Frustration et succès démocratique

Quid donc des relations à venir avec Vladimir Poutine ? Teintées de chantage permanent, de tensions récurrentes et de concessions territoriales, le tout placé sous le sceau de dissuasion nucléaire à même de paralyser toute décision ou, au contraire, faite de fermeté appuyée par un dispositif militaire équivalent qui renverrait Russie et Occident aux plus grandes heures de la Guerre Froide ? Sauf que si la Guerre Froide résultait d’une opposition politique, celle-ci n’était pas empreinte de détestation mutuelle. Ce qui différencie la Guerre Froide de la situation actuelle est le profond mépris, voire plus, que Vladimir Poutine nourrit à l’endroit du monde occidental. Dans un délire, le mot n’est pas erroné, qui lui est propre Vladimir Poutine déverse un torrent de frustration contre un Occident jugé à l’origine de tous les maux de la Russie contemporaine.
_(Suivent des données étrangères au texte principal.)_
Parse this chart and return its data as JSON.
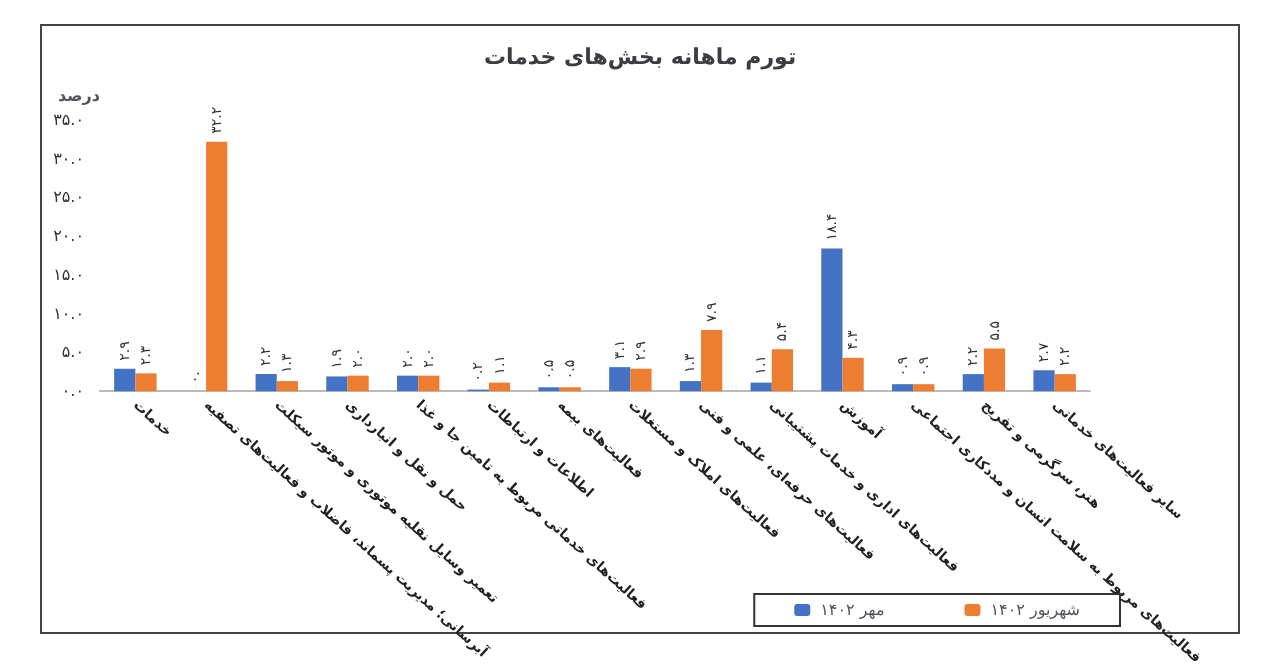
{
  "chart_data": {
    "type": "bar",
    "title": "تورم ماهانه بخش‌های خدمات",
    "ylabel": "درصد",
    "categories": [
      "خدمات",
      "آبرسانی؛ مدیریت پسماند، فاضلاب و فعالیت‌های تصفیه",
      "تعمیر وسایل نقلیه موتوری و موتور سیکلت",
      "حمل و نقل و انبارداری",
      "فعالیت‌های خدماتی مربوط به تامین جا و غذا",
      "اطلاعات و ارتباطات",
      "فعالیت‌های بیمه",
      "فعالیت‌های املاک و مستغلات",
      "فعالیت‌های حرفه‌ای، علمی و فنی",
      "فعالیت‌های اداری و خدمات پشتیبانی",
      "آموزش",
      "فعالیت‌های مربوط به سلامت انسان و مددکاری اجتماعی",
      "هنر، سرگرمی و تفریح",
      "سایر فعالیت‌های خدماتی"
    ],
    "series": [
      {
        "name": "مهر ۱۴۰۲",
        "color": "#4472c4",
        "values": [
          2.9,
          0,
          2.2,
          1.9,
          2.0,
          0.2,
          0.5,
          3.1,
          1.3,
          1.1,
          18.4,
          0.9,
          2.2,
          2.7
        ],
        "value_labels": [
          "۲.۹",
          "۰.",
          "۲.۲",
          "۱.۹",
          "۲.۰",
          "۰.۲",
          "۰.۵",
          "۳.۱",
          "۱.۳",
          "۱.۱",
          "۱۸.۴",
          "۰.۹",
          "۲.۲",
          "۲.۷"
        ]
      },
      {
        "name": "شهریور ۱۴۰۲",
        "color": "#ed7d31",
        "values": [
          2.3,
          32.2,
          1.3,
          2.0,
          2.0,
          1.1,
          0.5,
          2.9,
          7.9,
          5.4,
          4.3,
          0.9,
          5.5,
          2.2
        ],
        "value_labels": [
          "۲.۳",
          "۳۲.۲",
          "۱.۳",
          "۲.۰",
          "۲.۰",
          "۱.۱",
          "۰.۵",
          "۲.۹",
          "۷.۹",
          "۵.۴",
          "۴.۳",
          "۰.۹",
          "۵.۵",
          "۲.۲"
        ]
      }
    ],
    "ylim": [
      0,
      35
    ],
    "yticks": [
      {
        "value": 0,
        "label": "۰.۰"
      },
      {
        "value": 5,
        "label": "۵.۰"
      },
      {
        "value": 10,
        "label": "۱۰.۰"
      },
      {
        "value": 15,
        "label": "۱۵.۰"
      },
      {
        "value": 20,
        "label": "۲۰.۰"
      },
      {
        "value": 25,
        "label": "۲۵.۰"
      },
      {
        "value": 30,
        "label": "۳۰.۰"
      },
      {
        "value": 35,
        "label": "۳۵.۰"
      }
    ],
    "grid": false,
    "legend": "bottom right"
  }
}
Le succès démocratique des anciens pays satellites de l’URSS, excepté la Hongrie, heurte un individu convaincu que l’autoritarisme est la seule matrice sociale possible pour administrer un Etat. Comment alors envisager un discours serein et équilibré avec un tel individu ? La réponse réside certainement dans la question. En mobilisant le dispositif de dissuasion au prétexte que les sanctions atteignant son tissu économique et financier prises à son endroit sont illégitimes, Vladimir Poutine espère faire fléchir des Occidentaux jugés faibles et apathiques, voire désinvoltes pendant près de trente ans de relations diplomatiques avec la Russie.

Une bête acculée

Autre aspect des relations à venir, la nécessité qui s’imposera de réintégrer la Russie dans le champ de la sécurité en Europe et dans le monde en général. Les négociations entamées avec Emmanuel Macron puis l’accord de Joe Biden d’organiser une rencontre sur le sujet allaient dans le sens de cette réintégration. En forçant les frontières de l’Ukraine, en bafouant le droit international qui reconnaît à chaque Etat de consentir aux alliances qui lui sied, Vladimir Poutine a balayé ces efforts, préférant une reconnaissance par la force que par la négociation. Comment donc à nouveau entamer un processus de négociations alors que se ferment une à une les portes des Etats qui étaient prêts à échanger. Devenu un paria mondial, ne pouvant compter que du bout des doigts sur la Chine, elle-même préoccupée par la sauvegarde de la confiance de ses alliées économiques que sont les Etats-Unis et l’Europe occidentale, Vladimir Poutine est sur le point de se retrouver seul contre le monde entier. Alors, d’aucuns d’espérer une réaction interne, une révolution russe 2.0 qui exclurait Poutine du jeu politique national…Mais y a-t-il en Russie l’espace et la volonté pour ? Si c’est le cas, la lutte sera longue et douloureuse car déjà banni de la communauté internationale, Poutine pourrait se révéler monstrueusement diabolique. Car il n’y a rien de pire qu’une bête acculée… !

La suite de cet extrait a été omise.